Se pueden dar situaciones como, por ejemplo, el causante tuvo hijos de distintas relaciones (con una expareja y otro con la pareja actual) o el causante tuvo hijos fuera del matrimonio.
Para estas situaciones, la Ley de Sucesiones es clara: todos los hijos heredan por partes iguales.
Sin embargo, esto no quiere decir que el reparto sea “simple”.
Cómo se reparte la herencia del fallecido si hay hijos de diferentes relaciones
Lo primero a destacar que es que todos los hijos tienen el mismo derecho hereditario, es decir, no importa si son de distintas relaciones, si nacieron dentro o fuera del matrimonio o si hubo convivencias anteriores o si se trata de una familia ensamblada.

Los hijos son herederos forzosos y heredan en partes iguales entre sí, es decir, los hijos de distintas relaciones no heredan distinto por el origen de la relación.
En el caso de que aparezca un hijo no reconocido, cambia el escenario, ya que este debe acreditar la filiación dentro del proceso sucesorio para tener los beneficios de un heredero forzoso.
¿La expareja y la pareja actual heredan?
Lo importante es saber en qué situación estaba cada uno de ellos a la hora del fallecimiento del causante.
- Si la pareja se divorció, no hereda como cónyuge.
- Si la pareja actual era cónyuge al fallecer, hereda.
- Si la pareja actual solo convivía, la herencia no funciona igual que el matrimonio (aunque pueden existir reclamos o derechos conexos, según el caso)
¿En qué escenario se complica la sucesión para hijos de diferentes relaciones?
Cuando hay cónyuge supérstite, es decir, el causante estaba casado al fallecer, tiene derecho sobre su porción de bienes gananciales, es decir, bienes comprados, un alquiler, etcétera.

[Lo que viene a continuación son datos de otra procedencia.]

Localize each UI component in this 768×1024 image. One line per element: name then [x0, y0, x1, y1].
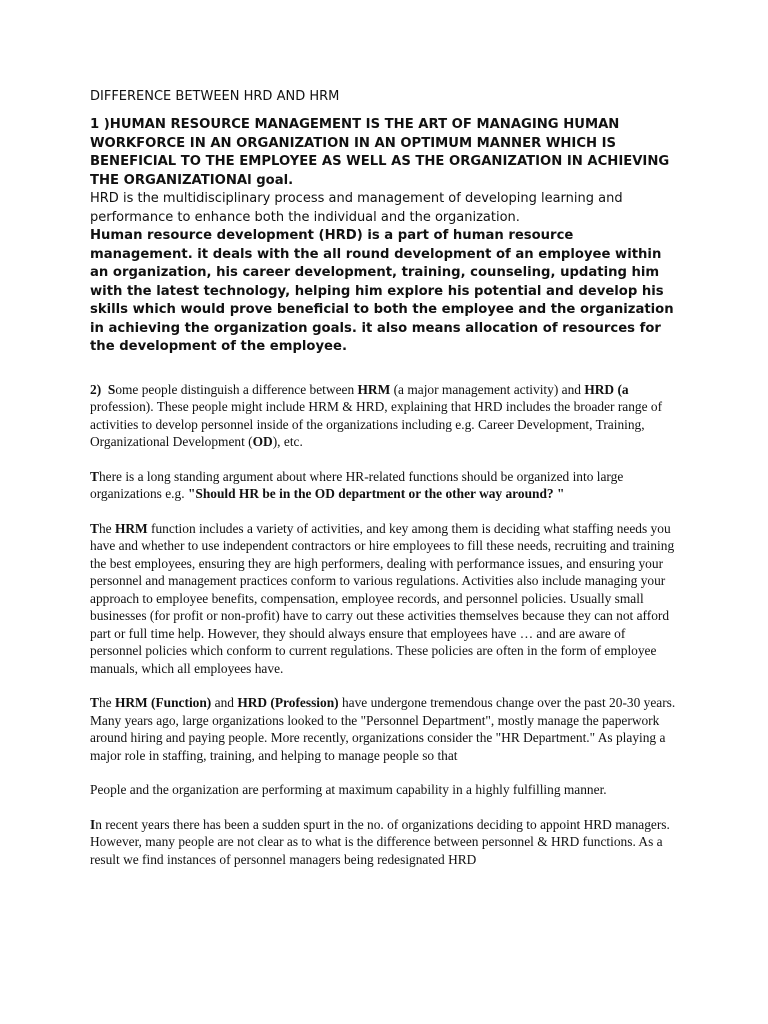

Además, tiene sus derechos hereditarios según el caso.
Entonces, se debe dividir cuáles son los bienes gananciales (y qué parte corresponde al cónyuge por el matrimonio) y cuáles son bienes que integran la herencia.

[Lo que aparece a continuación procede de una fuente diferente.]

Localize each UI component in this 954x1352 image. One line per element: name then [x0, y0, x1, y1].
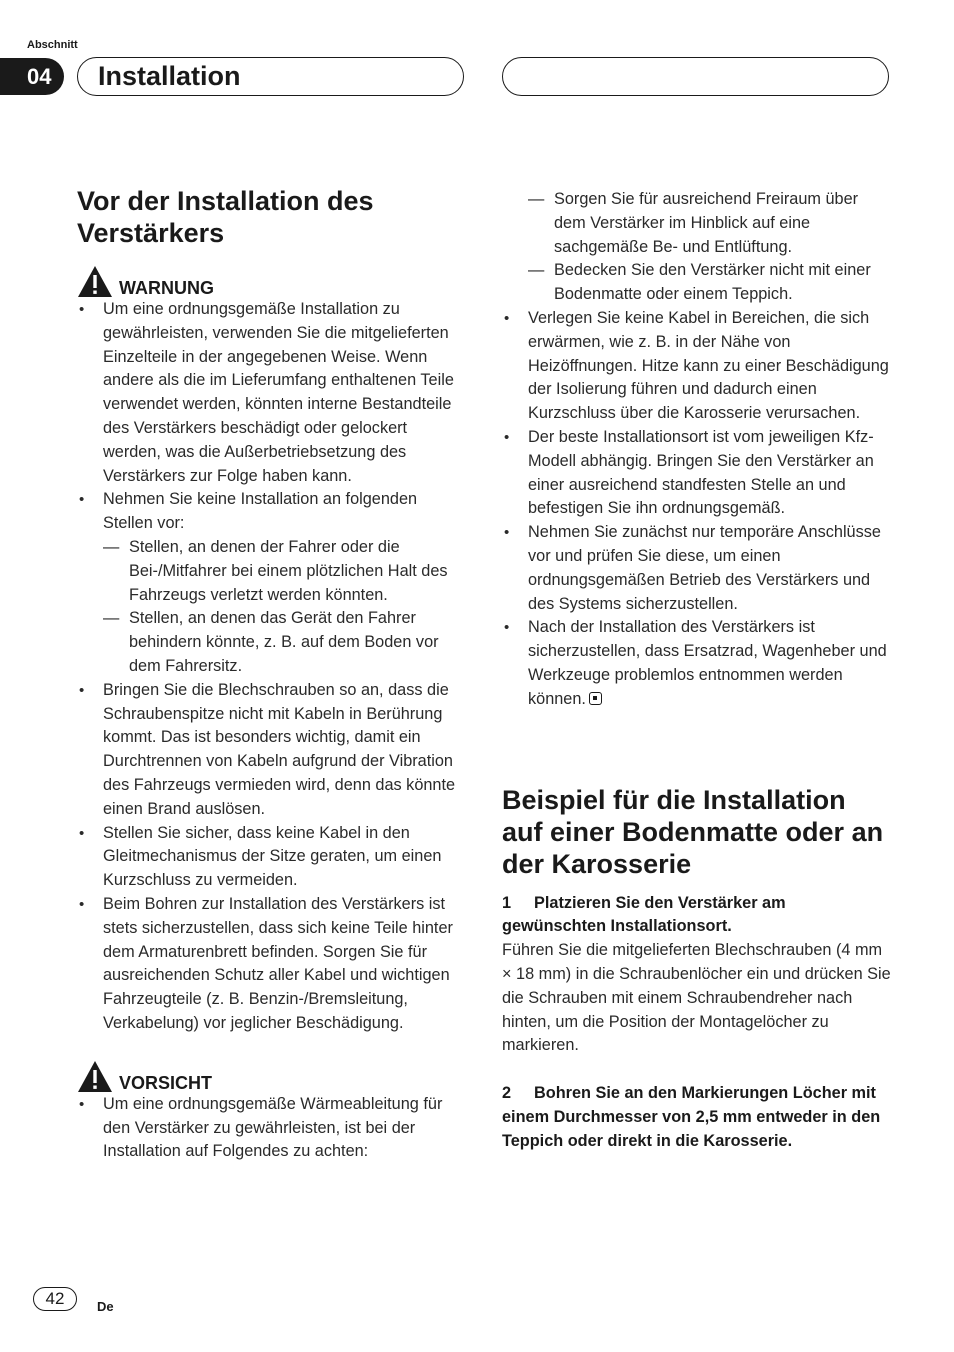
header-right-frame	[502, 57, 889, 96]
left-column	[77, 185, 465, 1164]
heading-before-installation: Vor der Installation des Verstärkers	[77, 186, 374, 248]
heading-installation-example: Beispiel für die Installation auf einer Bodenmatte oder an der Karosserie	[502, 784, 884, 879]
step-title-text: Platzieren Sie den Verstärker am gewünschten Installationsort.	[502, 893, 786, 936]
right-column	[502, 188, 892, 1154]
list-item: • Verlegen Sie keine Kabel in Bereichen, die sich erwärmen, wie z. B. in der Nähe von Heizöffnungen. Hitze kann zu einer Beschädigung der Isolierung führen und dadurch einen Kurzschluss über die Karosserie verursachen.	[502, 307, 892, 426]
list-item	[502, 616, 892, 711]
step-1-body: Führen Sie die mitgelieferten Blechschrauben (4 mm × 18 mm) in die Schraubenlöcher ein und drücken Sie die Schrauben mit einem Schraubendreher nach hinten, um die Position der Montagelöcher zu markieren.	[502, 941, 891, 1055]
warning-label: WARNUNG	[119, 278, 214, 298]
step-2	[502, 1082, 892, 1153]
list-item: • Beim Bohren zur Installation des Verstärkers ist stets sicherzustellen, dass sich keine Teile hinter dem Armaturenbrett befinden. Sorgen Sie für ausreichenden Schutz aller Kabel und wichtigen Fahrzeugteile (z. B. Benzin-/Bremsleitung, Verkabelung) vor jeglicher Beschädigung.	[77, 893, 465, 1036]
list-item-text: Nach der Installation des Verstärkers ist sicherzustellen, dass Ersatzrad, Wagenheber und Werkzeuge problemlos entnommen werden können.	[528, 618, 887, 708]
ventilation-sublist	[502, 188, 892, 307]
caution-label: VORSICHT	[119, 1072, 213, 1093]
step-number: 2	[502, 1084, 512, 1103]
list-item: • Um eine ordnungsgemäße Installation zu gewährleisten, verwenden Sie die mitgelieferten Einzelteile in der angegebenen Weise. Wenn andere als die im Lieferumfang enthaltenen Teile verwendet werden, könnten interne Bestandteile des Verstärkers beschädigt oder gelockert werden, was die Außerbetriebsetzung des Verstärkers zur Folge haben kann.	[77, 298, 465, 488]
warning-header	[77, 265, 465, 298]
list-item: • Bringen Sie die Blechschrauben so an, dass die Schraubenspitze nicht mit Kabeln in Berührung kommt. Das ist besonders wichtig, damit ein Durchtrennen von Kabeln aufgrund der Vibration des Fahrzeugs vermieden wird, denn das könnte einen Brand auslösen.	[77, 679, 465, 822]
warning-triangle-icon	[77, 265, 113, 298]
page-number: 42	[33, 1287, 77, 1311]
section-label: Abschnitt	[27, 39, 78, 51]
caution-list-continued	[502, 307, 892, 712]
sublist-item: — Bedecken Sie den Verstärker nicht mit einer Bodenmatte oder einem Teppich.	[528, 259, 892, 307]
section-title: Installation	[77, 57, 464, 96]
section-number-tab: 04	[0, 58, 64, 95]
step-number: 1	[502, 893, 512, 912]
list-item: • Um eine ordnungsgemäße Wärmeableitung für den Verstärker zu gewährleisten, ist bei der Installation auf Folgendes zu achten:	[77, 1093, 465, 1164]
language-code: De	[97, 1299, 114, 1314]
warning-list	[77, 298, 465, 1036]
step-1	[502, 892, 892, 1059]
list-item	[77, 488, 465, 678]
location-sublist	[103, 536, 465, 679]
list-item: • Stellen Sie sicher, dass keine Kabel in den Gleitmechanismus der Sitze geraten, um einen Kurzschluss zu vermeiden.	[77, 822, 465, 893]
list-item: • Der beste Installationsort ist vom jeweiligen Kfz-Modell abhängig. Bringen Sie den Verstärker an einer ausreichend standfesten Stelle an und befestigen Sie ihn ordnungsgemäß.	[502, 426, 892, 521]
end-mark-icon	[589, 692, 602, 705]
step-title-text: Bohren Sie an den Markierungen Löcher mit einem Durchmesser von 2,5 mm entweder in den Teppich oder direkt in die Karosserie.	[502, 1084, 881, 1150]
sublist-item: — Stellen, an denen das Gerät den Fahrer behindern könnte, z. B. auf dem Boden vor dem Fahrersitz.	[103, 607, 465, 678]
list-item: • Nehmen Sie zunächst nur temporäre Anschlüsse vor und prüfen Sie diese, um einen ordnungsgemäßen Betrieb des Verstärkers und des Systems sicherzustellen.	[502, 521, 892, 616]
caution-triangle-icon	[77, 1060, 113, 1093]
sublist-item: — Stellen, an denen der Fahrer oder die Bei-/Mitfahrer bei einem plötzlichen Halt des Fahrzeugs verletzt werden könnten.	[103, 536, 465, 607]
step-2-title	[502, 1082, 892, 1153]
list-item-text: Nehmen Sie keine Installation an folgenden Stellen vor:	[103, 490, 418, 533]
caution-list	[77, 1093, 465, 1164]
caution-header	[77, 1060, 465, 1093]
step-1-title	[502, 892, 892, 940]
sublist-item: — Sorgen Sie für ausreichend Freiraum über dem Verstärker im Hinblick auf eine sachgemäße Be- und Entlüftung.	[528, 188, 892, 259]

En el caso de que no haya cónyuge al fallecer, se reparte entre los hijos de distintas relaciones en partes iguales. Por ejemplo:
- Hijo A de la expareja: 33,33% (1/3)
- Hijo B de la actual pareja: 33, 33% (1/3)

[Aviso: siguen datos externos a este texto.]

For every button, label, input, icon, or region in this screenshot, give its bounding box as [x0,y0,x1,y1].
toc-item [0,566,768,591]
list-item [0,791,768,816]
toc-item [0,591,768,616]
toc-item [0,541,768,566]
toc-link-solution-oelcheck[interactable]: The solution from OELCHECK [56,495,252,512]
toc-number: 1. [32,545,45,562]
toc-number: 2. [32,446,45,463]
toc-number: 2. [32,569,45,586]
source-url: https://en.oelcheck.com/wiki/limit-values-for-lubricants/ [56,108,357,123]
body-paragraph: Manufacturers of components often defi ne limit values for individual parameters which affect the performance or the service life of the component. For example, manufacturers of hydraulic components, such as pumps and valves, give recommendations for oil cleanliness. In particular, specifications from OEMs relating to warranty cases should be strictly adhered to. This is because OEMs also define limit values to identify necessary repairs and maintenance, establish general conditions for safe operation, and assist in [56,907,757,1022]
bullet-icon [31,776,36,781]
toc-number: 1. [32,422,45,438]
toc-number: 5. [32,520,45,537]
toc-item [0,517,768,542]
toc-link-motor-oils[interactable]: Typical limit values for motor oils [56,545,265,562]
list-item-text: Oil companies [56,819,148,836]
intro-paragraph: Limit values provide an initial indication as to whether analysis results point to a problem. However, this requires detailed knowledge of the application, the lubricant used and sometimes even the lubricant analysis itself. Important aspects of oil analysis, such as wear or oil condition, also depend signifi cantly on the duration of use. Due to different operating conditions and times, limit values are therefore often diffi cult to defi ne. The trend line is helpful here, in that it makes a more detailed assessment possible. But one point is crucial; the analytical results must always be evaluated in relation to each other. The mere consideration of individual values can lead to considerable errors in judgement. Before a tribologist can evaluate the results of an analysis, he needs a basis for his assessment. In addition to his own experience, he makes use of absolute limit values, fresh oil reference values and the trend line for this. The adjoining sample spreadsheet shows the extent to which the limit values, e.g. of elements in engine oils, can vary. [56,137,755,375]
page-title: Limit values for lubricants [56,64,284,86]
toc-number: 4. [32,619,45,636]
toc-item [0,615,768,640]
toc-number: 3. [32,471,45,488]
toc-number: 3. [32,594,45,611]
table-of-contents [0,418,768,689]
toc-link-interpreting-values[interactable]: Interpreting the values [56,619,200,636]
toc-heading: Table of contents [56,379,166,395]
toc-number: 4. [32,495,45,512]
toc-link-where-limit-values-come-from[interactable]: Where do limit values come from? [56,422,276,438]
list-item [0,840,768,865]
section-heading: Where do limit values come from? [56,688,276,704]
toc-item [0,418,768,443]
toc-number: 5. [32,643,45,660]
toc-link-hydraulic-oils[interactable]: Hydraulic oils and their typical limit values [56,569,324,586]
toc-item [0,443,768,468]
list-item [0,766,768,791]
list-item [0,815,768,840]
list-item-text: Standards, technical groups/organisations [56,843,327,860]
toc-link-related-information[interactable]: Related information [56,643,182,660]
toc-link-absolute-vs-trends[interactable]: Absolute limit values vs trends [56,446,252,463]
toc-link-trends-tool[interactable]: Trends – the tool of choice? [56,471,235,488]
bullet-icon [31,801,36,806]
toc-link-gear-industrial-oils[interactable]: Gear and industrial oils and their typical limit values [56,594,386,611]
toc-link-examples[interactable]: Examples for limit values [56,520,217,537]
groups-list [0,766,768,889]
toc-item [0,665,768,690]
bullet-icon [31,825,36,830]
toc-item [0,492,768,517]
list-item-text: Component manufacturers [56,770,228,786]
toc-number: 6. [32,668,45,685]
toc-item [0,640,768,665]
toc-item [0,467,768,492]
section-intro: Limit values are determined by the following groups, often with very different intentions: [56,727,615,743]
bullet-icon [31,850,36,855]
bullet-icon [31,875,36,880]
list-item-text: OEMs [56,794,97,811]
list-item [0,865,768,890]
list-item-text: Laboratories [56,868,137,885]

- Hijo C de la actual pareja: 33,33% (1/3)
En resumen, los tres hijos heredan por igual. Lo que cambia al haber cónyuge supérstite es el “total a repartir”.
Esta información es valiosa porque al tratarse de familias ensambladas el foco no está en quién hereda, sino cuáles son los bienes que entran en la herencia y cuáles no.